Il faut toutefois éviter de copier les pourcentages d’un autre aquariophile. Un réglage à 60 % de bleu ne produit pas la même lumière d’une rampe à l’autre : nombre de LED, optiques, puissance par diode et programmation des canaux changent le résultat. Ce qui a été utile dans ma pratique est de conserver une base bleue dominante, puis d’ajuster le blanc pour un rendu naturel sans sacrifier la cohérence du spectre.
Choisir une photopériode réaliste et stable
Une photopériode totale de 8 à 12 heures est une plage de travail réaliste pour l’éclairage aquarium eau de mer. Pour un bac installé et correctement géré, 10 à 12 heures constituent une base courante. Cette durée inclut les phases de montée et de descente si votre rampe les utilise.
Une journée excessivement longue n’est pas une solution à une intensité insuffisante. J’ai appris à traiter durée et puissance comme deux réglages distincts : prolonger l’éclairage pour compenser un manque de PAR brouille le diagnostic et peut compliquer la gestion thermique, particulièrement en été.

- Au démarrage, conservez une durée courte à moyenne et une intensité modérée.
- Dans un bac stabilisé, gardez des horaires réguliers plutôt que des variations quotidiennes.
- Réduisez la durée si la chaleur devient difficile à maîtriser.
- Évitez les programmes décoratifs qui multiplient les changements inutiles de couleur et d’intensité.
Acclimater les coraux sans provoquer de régression
Le changement de rampe, l’ajout d’une seconde source ou une hausse de puissance sont des changements majeurs pour les coraux. Une installation longtemps maintenue sous faible intensité peut réagir très brutalement à une rampe neuve, même si celle-ci est parfaitement adaptée sur le papier.
La bonne approche consiste à démarrer plus bas que le réglage final envisagé, puis à augmenter progressivement sur plusieurs jours ou plusieurs semaines. Surveillez la coloration, l’état des tissus et la réaction des algues calcaires avant toute nouvelle augmentation. Un blanchiment ou une régression tissulaire impose de ralentir immédiatement la progression plutôt que de chercher à « habituer » les coraux par la force.
Erreur coûteuse : modifier en même temps la puissance, le spectre, la durée et la hauteur de rampe. Lorsque le bac réagit mal, il devient alors impossible d’identifier la cause. Un réglage à la fois rend les résultats lisibles et évite de perdre des semaines à corriger un problème créé par plusieurs variables superposées.

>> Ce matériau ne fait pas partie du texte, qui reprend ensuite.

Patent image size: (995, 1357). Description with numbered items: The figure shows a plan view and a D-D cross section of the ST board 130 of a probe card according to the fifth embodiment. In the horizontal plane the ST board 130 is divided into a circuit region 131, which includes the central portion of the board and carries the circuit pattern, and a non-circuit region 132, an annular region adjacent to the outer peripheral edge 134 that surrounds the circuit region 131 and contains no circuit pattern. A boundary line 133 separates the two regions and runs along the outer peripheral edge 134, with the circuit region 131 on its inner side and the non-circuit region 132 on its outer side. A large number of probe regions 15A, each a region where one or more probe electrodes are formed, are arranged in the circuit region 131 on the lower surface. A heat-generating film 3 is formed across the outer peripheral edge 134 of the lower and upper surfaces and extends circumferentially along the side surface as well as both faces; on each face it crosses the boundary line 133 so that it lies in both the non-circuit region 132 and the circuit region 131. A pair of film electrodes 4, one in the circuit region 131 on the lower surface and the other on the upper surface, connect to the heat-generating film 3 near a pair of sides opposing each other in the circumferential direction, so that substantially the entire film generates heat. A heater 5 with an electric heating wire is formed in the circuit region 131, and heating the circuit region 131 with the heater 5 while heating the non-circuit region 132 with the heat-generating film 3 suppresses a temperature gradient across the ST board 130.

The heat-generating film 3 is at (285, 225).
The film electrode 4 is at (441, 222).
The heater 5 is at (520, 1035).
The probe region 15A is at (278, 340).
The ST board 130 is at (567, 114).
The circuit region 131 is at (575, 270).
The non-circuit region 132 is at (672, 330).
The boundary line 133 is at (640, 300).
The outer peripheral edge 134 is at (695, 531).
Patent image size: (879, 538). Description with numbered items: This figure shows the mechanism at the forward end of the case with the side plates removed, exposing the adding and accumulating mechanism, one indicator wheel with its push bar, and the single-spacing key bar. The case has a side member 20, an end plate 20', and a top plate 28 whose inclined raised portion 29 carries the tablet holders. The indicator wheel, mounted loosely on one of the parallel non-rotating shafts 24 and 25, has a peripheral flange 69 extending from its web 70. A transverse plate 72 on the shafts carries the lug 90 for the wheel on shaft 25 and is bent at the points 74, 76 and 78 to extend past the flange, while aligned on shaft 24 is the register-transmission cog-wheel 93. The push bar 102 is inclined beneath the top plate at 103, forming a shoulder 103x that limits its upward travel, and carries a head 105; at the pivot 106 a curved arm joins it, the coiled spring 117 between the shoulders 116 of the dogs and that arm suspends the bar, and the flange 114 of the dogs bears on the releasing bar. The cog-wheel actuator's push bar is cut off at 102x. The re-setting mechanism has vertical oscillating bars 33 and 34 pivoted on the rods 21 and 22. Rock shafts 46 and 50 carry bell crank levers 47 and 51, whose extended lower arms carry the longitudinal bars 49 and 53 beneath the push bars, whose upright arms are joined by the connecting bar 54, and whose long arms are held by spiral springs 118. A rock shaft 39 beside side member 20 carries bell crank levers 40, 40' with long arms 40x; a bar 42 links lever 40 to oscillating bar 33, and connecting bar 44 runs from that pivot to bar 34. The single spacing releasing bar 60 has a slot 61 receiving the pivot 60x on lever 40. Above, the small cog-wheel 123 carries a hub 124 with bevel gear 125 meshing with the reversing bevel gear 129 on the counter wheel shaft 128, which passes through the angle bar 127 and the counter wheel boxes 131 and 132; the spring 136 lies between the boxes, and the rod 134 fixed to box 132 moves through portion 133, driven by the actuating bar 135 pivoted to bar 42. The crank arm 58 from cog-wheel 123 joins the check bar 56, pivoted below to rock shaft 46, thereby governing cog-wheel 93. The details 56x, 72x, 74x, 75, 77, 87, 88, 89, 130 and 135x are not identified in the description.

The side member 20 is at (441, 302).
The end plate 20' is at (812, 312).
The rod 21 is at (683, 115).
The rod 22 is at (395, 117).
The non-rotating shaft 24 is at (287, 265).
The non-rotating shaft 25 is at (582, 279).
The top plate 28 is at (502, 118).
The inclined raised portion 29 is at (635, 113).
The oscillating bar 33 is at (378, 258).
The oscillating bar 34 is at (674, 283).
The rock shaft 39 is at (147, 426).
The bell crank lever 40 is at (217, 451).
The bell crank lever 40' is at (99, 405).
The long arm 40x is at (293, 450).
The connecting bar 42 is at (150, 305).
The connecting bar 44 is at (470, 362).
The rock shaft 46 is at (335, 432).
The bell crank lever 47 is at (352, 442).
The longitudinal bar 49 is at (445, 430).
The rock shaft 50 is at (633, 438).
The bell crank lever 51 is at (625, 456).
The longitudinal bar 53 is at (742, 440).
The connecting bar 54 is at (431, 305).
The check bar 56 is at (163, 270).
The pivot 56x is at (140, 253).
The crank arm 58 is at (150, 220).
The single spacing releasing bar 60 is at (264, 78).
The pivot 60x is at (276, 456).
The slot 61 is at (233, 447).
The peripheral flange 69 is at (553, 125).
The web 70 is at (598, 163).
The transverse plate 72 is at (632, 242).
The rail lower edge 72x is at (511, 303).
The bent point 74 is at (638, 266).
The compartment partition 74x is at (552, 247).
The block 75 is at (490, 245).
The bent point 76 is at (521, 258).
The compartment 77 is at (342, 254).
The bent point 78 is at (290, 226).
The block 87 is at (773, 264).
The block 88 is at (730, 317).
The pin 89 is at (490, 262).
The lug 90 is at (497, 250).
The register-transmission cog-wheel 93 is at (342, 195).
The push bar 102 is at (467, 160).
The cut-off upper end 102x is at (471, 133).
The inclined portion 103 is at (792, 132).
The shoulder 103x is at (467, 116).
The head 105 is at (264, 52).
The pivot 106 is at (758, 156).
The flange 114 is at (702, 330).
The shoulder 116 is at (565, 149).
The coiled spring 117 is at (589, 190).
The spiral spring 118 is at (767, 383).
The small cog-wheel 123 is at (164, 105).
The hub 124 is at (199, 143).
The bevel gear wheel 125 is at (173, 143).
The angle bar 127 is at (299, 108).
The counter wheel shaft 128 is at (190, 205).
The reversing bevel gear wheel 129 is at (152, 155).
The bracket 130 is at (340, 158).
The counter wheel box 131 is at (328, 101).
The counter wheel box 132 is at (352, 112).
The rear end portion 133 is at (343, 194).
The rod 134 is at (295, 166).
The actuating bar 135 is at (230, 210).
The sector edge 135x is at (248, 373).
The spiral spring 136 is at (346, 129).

Les problèmes les plus courants et leurs corrections
| Symptôme observé | Cause fréquente | Correction utile |
|---|---|---|
| Centre du bac très éclairé, bords faibles | Une seule rampe trop concentrée ou installée trop bas | Revoir la hauteur de montage ou répartir la lumière avec plusieurs sources |
| Coraux pâles après un changement de rampe | Hausse d’intensité trop rapide | Réduire immédiatement la puissance et reprendre une acclimatation lente |
| Rendu très blanc mais résultats décevants | Spectre dominé par le blanc plutôt que par le bleu | Rééquilibrer progressivement les canaux avec une base bleu royal plus marquée |
| Réglage copié sur une autre rampe sans effet cohérent | Pourcentages non comparables entre deux modèles | Repartir des mesures PAR et de la réponse des coraux dans votre propre bac |
| Besoin de laisser la lumière très longtemps | Photopériode utilisée pour compenser un manque d’intensité | Vérifier la couverture et le PAR avant d’allonger la journée |
Le réglage à conserver
Un bon éclairage LED récifal ne se résume ni au volume du bac ni au nombre de watts inscrit sur une boîte : il repose sur une couverture homogène, du PAR mesuré à hauteur des coraux, un spectre bleu dominant et une photopériode stable de 8 à 12 heures.
Commencez modérément, augmentez lentement et laissez chaque modification produire son effet. Cette discipline protège les coraux et transforme l’éclairage en un paramètre maîtrisé plutôt qu’en une source permanente d’incertitude.